The battle to acquire 9Mobile, Nigeria’s fourth largest telecoms operator, has heated up, with ten out of sixteen firms that submitted expression of interest for the telecoms firm already prequalified by Barclays bank, the financial adviser to the deal to go on to the financial bid stage of the process.
Sources told businessamlive that the ten firms having passed the technical evaluation bid stage have now been qualified to submit bids for 9Mobile’s acquisition.
The companies will also have to submit bid bonds of $150 million as proof of their capacity to pay for the acquisition.
The companies include Globacom Nigeria Limited, Nigeria’s second largest network operator founded in 2003 by business mogul, Chief Michael Adenuga; India’s Bharti Airtel, operating as Airtel in Nigeria; and Dangote Group’s telecoms business unit, Alheri Engineering Limited, which has the backing of U.S.-based Blackstone Group with an investment portfolio of $378 billion and a Nigerian subsidiary called the Black Rhino Group.
Others are Smile Telecoms Holdings, a South African telecommunications group with subsidiaries in Nigeria, Tanzania and Uganda; Helios Towers, the former owner, and operator of the largest telecoms tower network in Nigeria and other countries, before it sold its Nigerian infrastructure to HIS; Centricus Capital and Africell, a subsidiary of the Lebanon-based Lintel Group of Companies, with cellular communications operations in the Democratic Republic of Congo (DRC), The Gambia, Sierra Leone and Uganda; Dubai-based Abraaj Capital, a private equity firm with an investment portfolio of $11 billion; and Teleology Holdings Limited, a special purpose vehicle led by a former chief executive of MTN Nigeria, Adian Wood, and Ericsson.

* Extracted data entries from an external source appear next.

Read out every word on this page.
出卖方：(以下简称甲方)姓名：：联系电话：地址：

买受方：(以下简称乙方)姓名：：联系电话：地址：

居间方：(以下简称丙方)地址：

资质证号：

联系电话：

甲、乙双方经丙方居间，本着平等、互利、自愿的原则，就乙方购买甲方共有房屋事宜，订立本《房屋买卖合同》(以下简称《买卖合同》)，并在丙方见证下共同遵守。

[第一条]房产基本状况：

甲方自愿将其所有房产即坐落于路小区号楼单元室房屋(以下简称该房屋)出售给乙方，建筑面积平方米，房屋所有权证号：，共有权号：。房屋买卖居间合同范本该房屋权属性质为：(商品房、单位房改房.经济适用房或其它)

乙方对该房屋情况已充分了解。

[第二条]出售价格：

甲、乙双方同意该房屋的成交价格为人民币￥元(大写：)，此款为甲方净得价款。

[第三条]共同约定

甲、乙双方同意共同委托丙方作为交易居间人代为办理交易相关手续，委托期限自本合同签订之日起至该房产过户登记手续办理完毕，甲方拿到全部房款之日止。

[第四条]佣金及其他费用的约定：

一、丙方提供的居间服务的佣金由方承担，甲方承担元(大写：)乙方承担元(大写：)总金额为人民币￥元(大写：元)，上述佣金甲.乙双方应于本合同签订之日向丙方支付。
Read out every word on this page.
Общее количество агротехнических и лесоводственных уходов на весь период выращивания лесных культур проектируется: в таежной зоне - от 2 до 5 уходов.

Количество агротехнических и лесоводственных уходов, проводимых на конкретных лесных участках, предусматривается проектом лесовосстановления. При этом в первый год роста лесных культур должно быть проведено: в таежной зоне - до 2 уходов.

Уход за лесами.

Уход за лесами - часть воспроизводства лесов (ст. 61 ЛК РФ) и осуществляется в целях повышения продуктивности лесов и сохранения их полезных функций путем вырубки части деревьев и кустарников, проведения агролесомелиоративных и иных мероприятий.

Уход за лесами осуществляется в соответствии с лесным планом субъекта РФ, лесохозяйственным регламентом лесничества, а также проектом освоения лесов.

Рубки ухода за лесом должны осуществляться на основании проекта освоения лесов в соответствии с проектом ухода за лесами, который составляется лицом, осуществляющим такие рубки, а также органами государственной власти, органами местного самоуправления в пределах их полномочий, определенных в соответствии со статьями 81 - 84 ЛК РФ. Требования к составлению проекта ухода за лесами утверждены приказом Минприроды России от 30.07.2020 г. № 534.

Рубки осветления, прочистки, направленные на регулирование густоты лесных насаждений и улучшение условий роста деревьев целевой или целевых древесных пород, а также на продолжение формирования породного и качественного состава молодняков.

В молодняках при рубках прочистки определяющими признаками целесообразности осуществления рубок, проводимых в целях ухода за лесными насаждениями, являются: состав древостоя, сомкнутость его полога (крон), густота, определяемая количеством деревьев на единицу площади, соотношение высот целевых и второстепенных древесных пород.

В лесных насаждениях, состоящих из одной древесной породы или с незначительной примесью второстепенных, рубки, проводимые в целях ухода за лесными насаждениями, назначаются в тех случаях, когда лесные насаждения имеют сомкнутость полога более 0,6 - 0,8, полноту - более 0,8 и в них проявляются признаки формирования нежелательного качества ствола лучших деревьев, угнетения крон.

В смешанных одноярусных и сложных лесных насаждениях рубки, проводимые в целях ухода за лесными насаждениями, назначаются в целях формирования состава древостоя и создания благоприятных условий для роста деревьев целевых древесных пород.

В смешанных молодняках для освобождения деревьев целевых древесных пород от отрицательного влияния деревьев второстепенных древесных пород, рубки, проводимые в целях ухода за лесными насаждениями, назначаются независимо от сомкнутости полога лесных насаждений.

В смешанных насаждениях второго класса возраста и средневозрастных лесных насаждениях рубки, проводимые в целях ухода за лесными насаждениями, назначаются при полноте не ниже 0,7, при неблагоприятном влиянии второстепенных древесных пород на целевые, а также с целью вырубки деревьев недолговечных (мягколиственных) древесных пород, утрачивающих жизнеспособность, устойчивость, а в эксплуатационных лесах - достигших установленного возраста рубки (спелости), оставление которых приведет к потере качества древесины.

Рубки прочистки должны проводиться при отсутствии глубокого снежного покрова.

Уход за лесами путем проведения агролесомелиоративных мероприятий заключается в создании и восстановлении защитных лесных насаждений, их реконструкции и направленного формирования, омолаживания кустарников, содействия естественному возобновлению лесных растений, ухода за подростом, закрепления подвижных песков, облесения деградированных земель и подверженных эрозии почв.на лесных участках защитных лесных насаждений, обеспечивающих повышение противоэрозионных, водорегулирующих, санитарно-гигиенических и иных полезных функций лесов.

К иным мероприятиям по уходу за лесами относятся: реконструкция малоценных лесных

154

Equally in the race to acquire 9Mobile is Africa Capital Alliance (ACA), a leading pan-African investment firm based in Lagos; and The Carlyle Group, a U.S.-based multinational private equity, alternative asset management, and financial services corporation.
The winner, according to the source, will then be invited to negotiate and agree to the payment terms to the takeover of 9mobile.
Should the firm that wins the financial bid stage fail to meet the payment terms within the stipulated period agreed with Barclays, the reserve bidder (or the firm that submitted the second highest bid) will be invited to acquire 9mobile.
9Mobile was put up for sale this year after it defaulted on a $1.2 billion loan to a consortium of thirteen banks in Nigeria.
The Central Bank of Nigeria was forced to prevent the company from going into receivership when it hurriedly announced a new change in the board and management. The parent company in Abu Dhabi was also forced to relinquish its 45 percent stake to a trustee.
The 13 banks had put a freeze on collecting the principal and interest payments on the syndicated $1.2 billion loan pending new investors, in order to help the company survive.
9mobile has over 20 million subscribers with a 14 percent share of the Nigerian market.
South Africa’s MTN is the market leader with 47 percent, Globacom has 20 percent while Airtel has 19 percent.